As the young Democrats framed it, does O’Malley — who has built a national reputation espousing party messages of hope, change and moving forward — believe in redemption? How about, specifically, for a person like Hall, who in his 20s was in a gun battle that left a 13-year-old dead?

The answer, the governor’s record suggests, is not really.

In O’Malley’s six years as governor, 640 of 690 requests for pardons and scores of requests for commutations have died on his desk.

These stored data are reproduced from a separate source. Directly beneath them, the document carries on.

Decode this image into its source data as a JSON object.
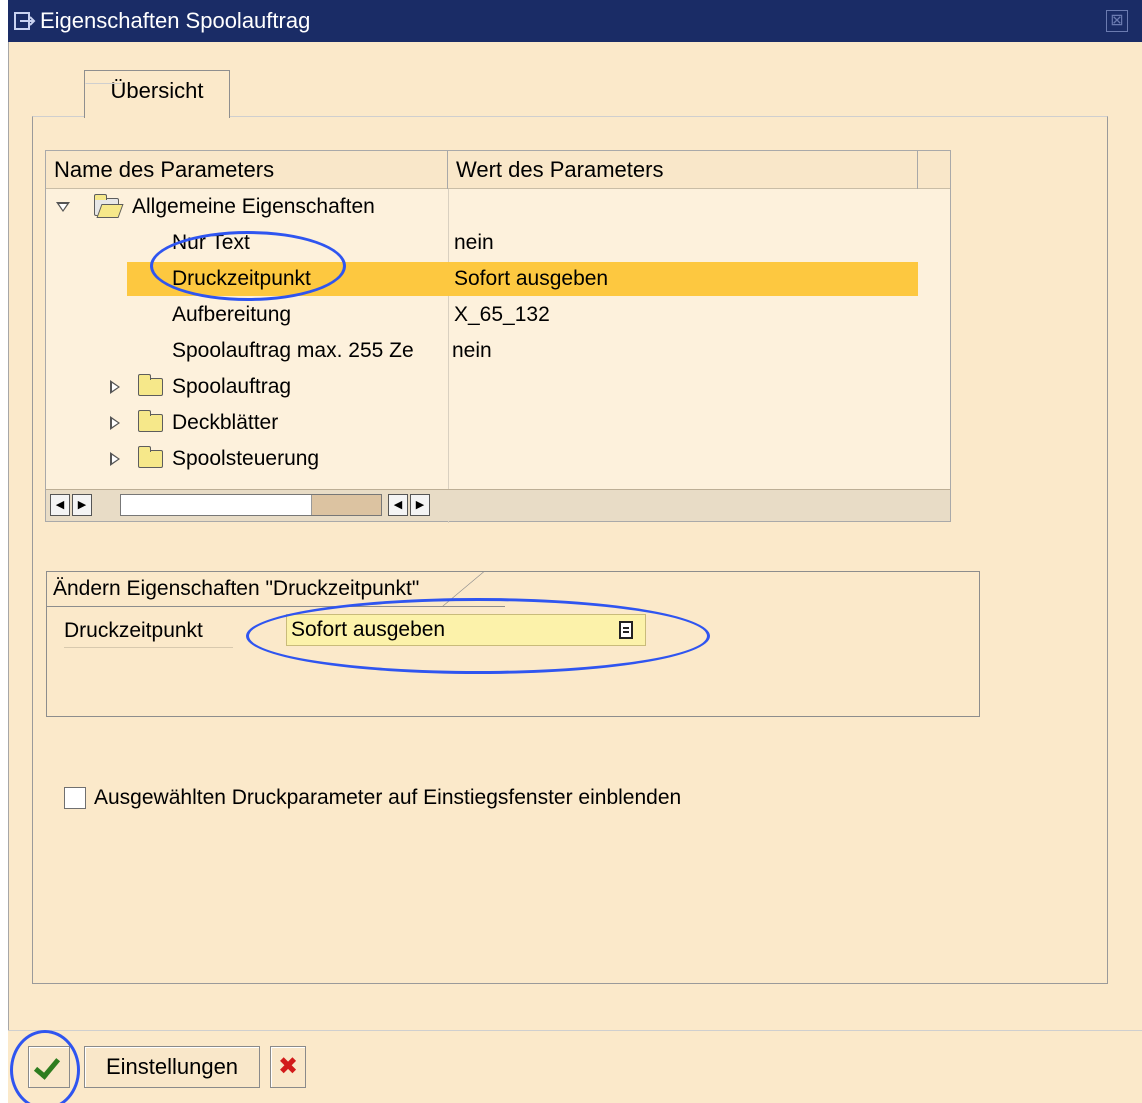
{
  "window": {
    "title": "Eigenschaften Spoolauftrag",
    "close_glyph": "⊠"
  },
  "tabs": [
    {
      "label": "Übersicht"
    }
  ],
  "tree": {
    "headers": {
      "name": "Name des Parameters",
      "value": "Wert des Parameters"
    },
    "rows": [
      {
        "name": "Allgemeine Eigenschaften",
        "value": "",
        "expanded": true,
        "type": "folder"
      },
      {
        "name": "Nur Text",
        "value": "nein",
        "type": "leaf"
      },
      {
        "name": "Druckzeitpunkt",
        "value": "Sofort ausgeben",
        "type": "leaf",
        "selected": true
      },
      {
        "name": "Aufbereitung",
        "value": "X_65_132",
        "type": "leaf"
      },
      {
        "name": "Spoolauftrag max. 255 Ze",
        "value": "nein",
        "type": "leaf"
      },
      {
        "name": "Spoolauftrag",
        "value": "",
        "expanded": false,
        "type": "folder"
      },
      {
        "name": "Deckblätter",
        "value": "",
        "expanded": false,
        "type": "folder"
      },
      {
        "name": "Spoolsteuerung",
        "value": "",
        "expanded": false,
        "type": "folder"
      }
    ]
  },
  "edit_group": {
    "title": "Ändern Eigenschaften \"Druckzeitpunkt\"",
    "field_label": "Druckzeitpunkt",
    "field_value": "Sofort ausgeben"
  },
  "checkbox": {
    "label": "Ausgewählten Druckparameter auf Einstiegsfenster einblenden",
    "checked": false
  },
  "buttons": {
    "settings": "Einstellungen",
    "cancel_glyph": "✖"
  },
  "colors": {
    "titlebar": "#1a2c66",
    "background": "#fbe9ca",
    "selection": "#fdc840",
    "dropdown": "#fcf2aa",
    "annotation": "#2f55f0"
  }
}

The figures stands in stark contrast to his Republican predecessor, Robert L. Ehrlich Jr., who in one term pardoned or commuted the sentences of 249, including several serving life sentences for murder. In fact, O’Malley, is on pace to have the fewest number of pardons of any Maryland governor in decades, and fewer than half the number of Parris N. Glendening, the state’s last Democratic governor.

Critics say O’Malley, who has broad discretion over parole of the state’s worst offenders, has also effectively turned any sentence of life with the possibility of parole in Maryland into life without parole.

The legislature forced him to begin acting this year within 180 days on recommendations for parole of inmates who had served at least 25 years. Previously, he let them languish.

When it comes to issues involving crime, the former state prosecutor remains guided by his own rigid moral compass, even as he has evolved to support progressive social causes.

Where his advocacy for legalizing same-sex marriage positioned him at odds with the teachings of his Catholic Church as too liberal, his hard line on criminals has kept him to the right of its messages of forgiveness. Democrat or Republican, O’Malley can be counted among the most conservative of his contemporaries on crime.

But some wonder if his opposition to Hall is politically motivated.

“People are hearing that it’s about his presidential ambitions. I hope that’s not the case,” Larry Stafford Jr., head of the Prince George’s Young Democrats, said of the governor’s position on Hall.

As mayor of Baltimore, O’Malley’s hard-charging efforts to curb violent crime, including mass arrests, for which the city later settled a suit brought by civil rights groups, helped propel O’Malley to Maryland’s top elective office.